Mother May I(34)
“Because I believed you,” she said. The flash of anger was gone. Now she sounded tired. “That’s not a thing a girl who grew up with money would ever think of. Not a thing a rich girl would guess. You and your mama, you said. Where was your daddy?”
Her interest in me felt so real. “Prison. I never knew him. He was a dangerous person. Angry. He’d lose control and hurt my mom. He hurt her a lot. He killed his next wife.”
“Well now, that’s hard,” she said. “My husband, he was a more thoughtful type. He liked things his way, like most men, but I will say he never once lifted an angry hand.”
We were falling back into that intimate rhythm we’d had earlier, almost whispering to each other. “Did he ever lift a hand when he was calm?”
She chuckled, and I felt our connection spark and strengthen. I’d understood her.
“He liked things how he liked them,” she repeated. Then she added, “He was faithful, though. Never left us for some other woman.” That wasn’t exactly how it happened, but I let her assume. I liked the way she was aligning our histories, matching up her life with my own mother’s. “Never would have either. He liked having me about. He had a good job working construction. Good benefits, so I got to stay home with our daughter for a couple years, though it made things tight. He didn’t even want to be away from us while he was working. I’d make him a lunch every day and take it to his job sites. He liked me to sit with him while he ate. He’d play with the baby, tell me about his work. But then he died on me.”
Marshall scribbled more words onto his notepad, his eyebrows raised. I think they were both surprised at how easily we were talking. Gabrielle had her hand over her mouth again, a gesture I was coming to recognize as characteristic. She covered her mouth when she had a strong feeling, as if otherwise it might get out.
I asked, “Did Robert keep you up? You sound tired.” I wanted to say my son’s name. Make him a person for her. Keep him a person. Keep him alive.
“Naw. He slept through pretty good. Needed a bottle at around four.”
I felt my breath catch, and silent tears spilled down my face. He always wanted a bottle then. The fact that she had his early-morning feeding time right made me believe he’d been there to eat it. And then I heard him. Very close. A burbling baby noise, unmistakably my son.
“Robert!” My legs gave out, and I found myself rocking back onto my hips.
“He’s here in the sling, tied to me,” she said. “Like I told you.”
I managed to lean toward the phone again. “But that’s not what you planned.” I said it flat. Resigned. Not an accusation or a challenge. Just the truth.
“Naw,” she agreed. “That wasn’t the plan.”
I made myself be still. I made myself not scream. Marshall had said to keep her talking, and I clung to this idea. “What was supposed to happen?”

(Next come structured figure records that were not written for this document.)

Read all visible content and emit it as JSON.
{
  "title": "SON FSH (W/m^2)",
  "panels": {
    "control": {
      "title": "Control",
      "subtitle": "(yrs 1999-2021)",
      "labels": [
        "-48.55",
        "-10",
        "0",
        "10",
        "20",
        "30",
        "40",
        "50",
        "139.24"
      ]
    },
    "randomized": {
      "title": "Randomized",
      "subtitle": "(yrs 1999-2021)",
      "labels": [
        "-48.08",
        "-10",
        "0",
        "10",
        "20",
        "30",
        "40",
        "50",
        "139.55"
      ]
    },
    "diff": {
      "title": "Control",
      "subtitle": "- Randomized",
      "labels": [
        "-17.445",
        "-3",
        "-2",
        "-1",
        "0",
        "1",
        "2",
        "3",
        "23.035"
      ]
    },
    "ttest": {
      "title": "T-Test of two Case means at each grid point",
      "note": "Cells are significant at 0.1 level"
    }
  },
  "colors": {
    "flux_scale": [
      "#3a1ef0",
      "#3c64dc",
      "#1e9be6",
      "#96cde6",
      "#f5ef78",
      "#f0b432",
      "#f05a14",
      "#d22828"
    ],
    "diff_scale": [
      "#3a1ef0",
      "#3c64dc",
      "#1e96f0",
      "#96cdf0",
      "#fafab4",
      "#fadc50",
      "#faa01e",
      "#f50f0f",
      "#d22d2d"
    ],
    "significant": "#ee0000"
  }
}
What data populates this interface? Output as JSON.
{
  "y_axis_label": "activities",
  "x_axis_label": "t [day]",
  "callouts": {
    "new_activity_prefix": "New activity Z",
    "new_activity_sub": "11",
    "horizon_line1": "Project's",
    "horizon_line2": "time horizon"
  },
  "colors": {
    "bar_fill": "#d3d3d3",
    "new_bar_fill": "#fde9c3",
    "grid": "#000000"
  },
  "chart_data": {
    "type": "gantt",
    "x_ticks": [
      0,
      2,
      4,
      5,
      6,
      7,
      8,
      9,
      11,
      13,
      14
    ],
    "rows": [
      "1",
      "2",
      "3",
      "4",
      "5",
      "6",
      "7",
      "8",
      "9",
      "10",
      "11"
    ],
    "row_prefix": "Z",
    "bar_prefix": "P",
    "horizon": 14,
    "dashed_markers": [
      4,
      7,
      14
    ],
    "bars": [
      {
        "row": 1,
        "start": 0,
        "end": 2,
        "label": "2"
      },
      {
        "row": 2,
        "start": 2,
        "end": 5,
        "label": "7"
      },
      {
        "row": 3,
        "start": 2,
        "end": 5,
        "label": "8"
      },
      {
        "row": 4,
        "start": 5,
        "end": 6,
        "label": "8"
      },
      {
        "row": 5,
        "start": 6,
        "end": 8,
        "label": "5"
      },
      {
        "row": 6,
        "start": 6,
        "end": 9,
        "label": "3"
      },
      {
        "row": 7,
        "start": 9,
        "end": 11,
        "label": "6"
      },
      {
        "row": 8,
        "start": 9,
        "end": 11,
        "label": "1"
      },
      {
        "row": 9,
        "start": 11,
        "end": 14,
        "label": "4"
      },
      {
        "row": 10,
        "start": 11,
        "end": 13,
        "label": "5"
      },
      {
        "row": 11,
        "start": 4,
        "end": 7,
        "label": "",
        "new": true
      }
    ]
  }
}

“I meant to drown him.” It was so calm. The way I might say, I meant to go to Publix or I meant to call Mom, on a day when time had gotten away from me. “I was going to do it as soon as I knew that Spencer Shaw was dead. I was going to dope him so he’d sleep through it, though. He wouldn’t have ever known.”
My body rocked itself back and forth. Words spilled out of my mouth, breathy and urgent. “But you didn’t. I hear him. I’m so glad. I’m so grateful. You didn’t, and I hope you won’t. I love him so much, and you don’t have any reason to hate me. Please, please don’t.”
“Ch-ch-ch.” It was the noise she’d made to soothe Robert. She was making it for me now. She swallowed and started to speak, then paused. I waited. She started again. She was full of a strange need. I could feel her wanting to talk. I could feel her wanting to talk to me particularly.
“Here’s the thing,” she said, and then stopped again. I waited. When she finally spoke, her words came very fast. She was almost defensive. “I read, like in my mystery novels and such, that it gets easier. I like suspense-type movies, too, and I’ve heard the same thing there. They all say it. You kill a person and it’s hard, but then, you know, you get a callus. It builds up. Easier every time, they say.” I heard Robert sighing as she shifted him. “I’m not finding that to be true.”
I was nodding. As if she could see me. I understood her, and an awful, cold acceptance descended upon me. I made myself be so calm. She wasn’t talking about killing Spence. He hardly counted. That hadn’t been hands-on. That wasn’t even mostly her. I’d done the dirty parts, and then I’d watched him die while she was far away, holding my son.
She meant she’d killed someone else.
“Was it a baby?” I sounded so flat and nonjudgmental that it shocked me. I wasn’t sure what kind of character I was playing now. Not Betsy. Maybe a priest, behind a screen, hearing confession. Or a machine, heartless and hollow, taking data. “That might make a difference.”
Marshall and Gabrielle understood her now as well. Gabrielle’s whole face had disappeared behind her splayed hands. “He was older, but I’d still say a baby. He had a little blue backpack in his stroller when I took him. It said ‘Gee-Off’ on it in these fat bubble-cloth letters. Isn’t that the dumbest thing you ever heard of? A backpack for a baby. But they had stupid amounts of money, so they spent it stupid.”